Friday 29 May 2009

To The Drovers!

Day 3 – Tuesday 12 May - Rowardennan to Inverarnan - 14 miles

While the rest of the country was having cold, windy, wet weather, our luck continued with blue skies again. All the usual suspects were there at breakfast – Jeff from Worksop, Jim & Moira, and the three girls. The three amigos were hopefully enjoying a Youth Hostel breakfast, but we wouldn’t see them for a while as today they were doing a long stint to Crianlarich – in order to stay at another Youth Hostel, the prospect of which was no doubt thrilling the two reluctant hostellers!


As we set off a minibus arrived from Drymen with several of yesterday’s walkers, and we joined company with Alan and Liz Dick from Lancaster, staying with them all day with few pauses in the conversation! Soon after the start was the superb Rowardennan War Memorial – a ring of polished grey granite with a pyramid set in the base, overlooking Loch Lomond – quite special. The RAF was due to perform a second fly-past but when it happened we were in a wooded section and could only hear the plane without seeing it. This first section was along easy forest tracks before dropping down nearer the loch shore on narrower paths, and just like yesterday the woods were alive with birdsong.


By lunch we arrived at the Inversnaid Hotel, which most people get to by coach or via a ferry across the Loch. Nice setting next to a waterfall; miserable bar steward from Yorkshire sounded like Jimmy Savile on a really bad day. He told me the beer and sandwiches were going to be expensive before I even ordered, then proceeded to give a dire weather forecast for Thursday, purely on the basis that Thursday was his next day off!

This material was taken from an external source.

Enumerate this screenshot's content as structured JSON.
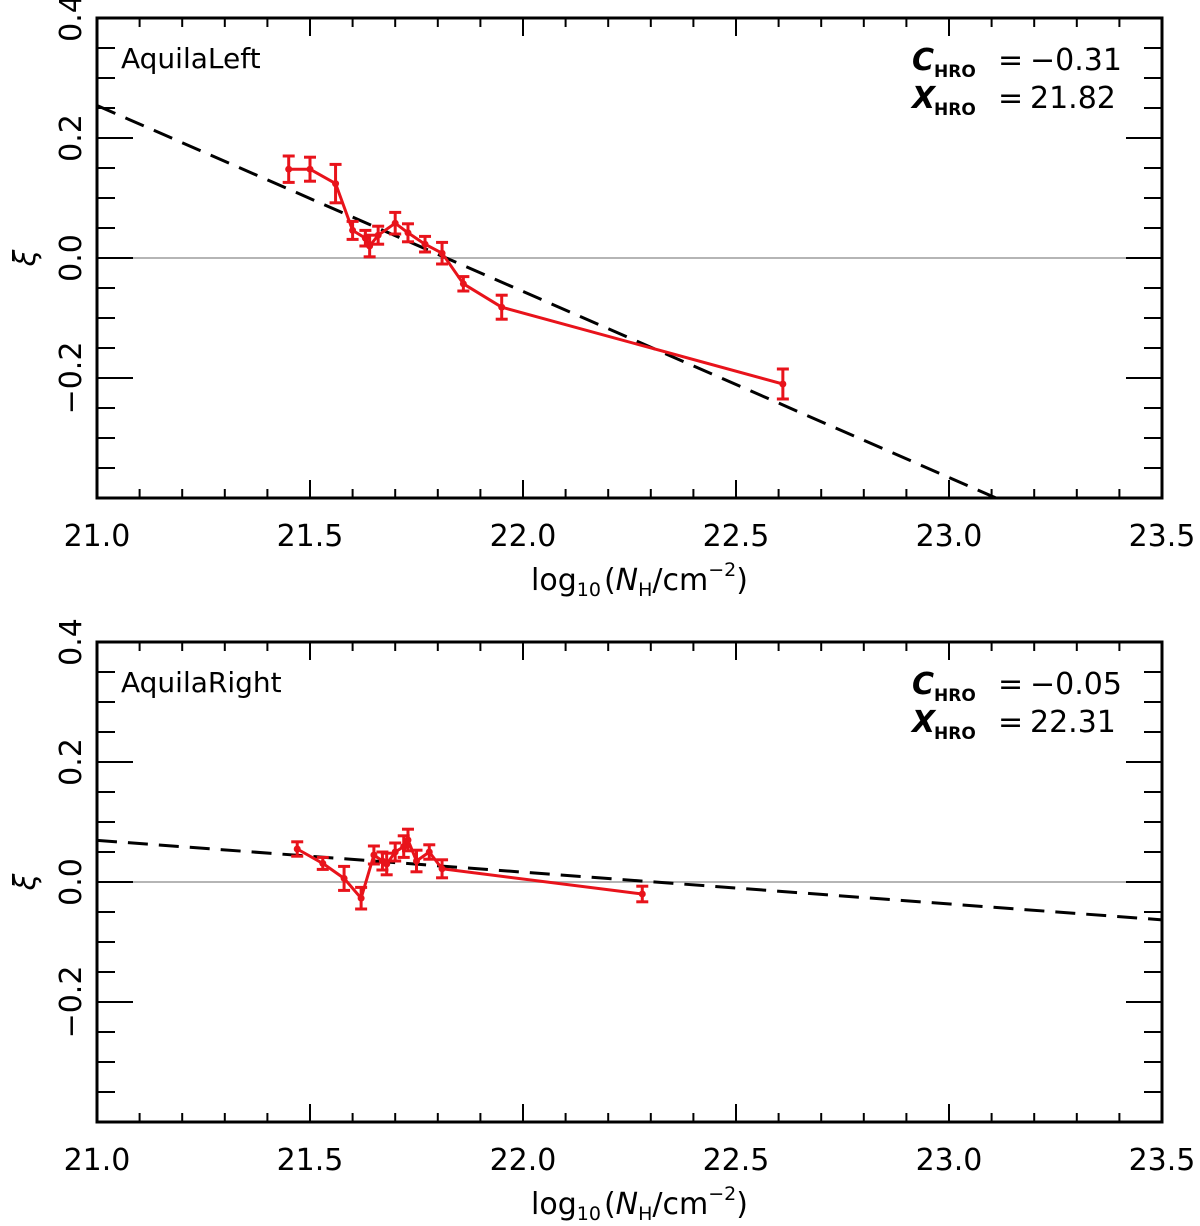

The afternoon section was hard going, scrambling up and down rocks, weaving in and out of tree roots; we encountered some of the feral goats which you are told if you can’t see them you’ll be able to smell them. Must be something wrong with my nose. At Doune Bothy (a bothy is usually a stone building, often an old cottage or shepherds’ shelter, with only the most basic of facilities – a roof, fireplace, raised floor for sleeping, no water or toilets) we encountered a guy who said he’d been walking from Crianlarich when his back went, so he was taking time out. He had a fire going and I was a bit suspicious – even more so when he asked if he had any food. He just didn’t seem genuine, and talking to other people later it appeared that he’d been there for quite a while, on the scrounge the whole time. We didn’t give him anything apart from a cheery ‘Goodbye’.

Finally we arrived at The Drovers, which is on the main Crianlarich road just north of Loch Lomond. It looks a complete wreck, with unpointed walls and paint flaking off the windows. Inside the dust lies in layers inches deep and there are stuffed animals and birds everywhere – including a bear in the hall. We had a beer with Alan & Liz, Jim & Moira and the three girls before going to our room, which was….


Really nice, clean with a spotless en suite shower room and whiter than white bed linen. Oh, and haunted, according to the girl at reception. I bet she tells everybody their room is haunted. We met up for supper again with our daytime walking companions, and I had the Famous Guinness & Ale Pie (every dish is ‘FAMOUS’, and we met the two Canadians – Peter & Kristin Thor, and their English friends (parents of the flying instructor) Steve & Jane Williams. They had met on the Coast to Coast walk a year or two ago and struck up a good friendship. Hands across the water… The girls were beginning to live dangerously, sampling cask-strength whiskies.

Went to bed, waited some time for the ghost to show up, but he (or she) let me down, so I finally gave in to sleep.

Photos: 1. The Rowardennan War Memorial; 2. View of The Cobbler (Ben Arthur) in the Arrochar Alps; 3. The waterfalls at Inversnaid; 4. Loch Lomond; 5. Doune Bothy; 6. The Drovers; 7. A ferocious animal. And a stuffed bear.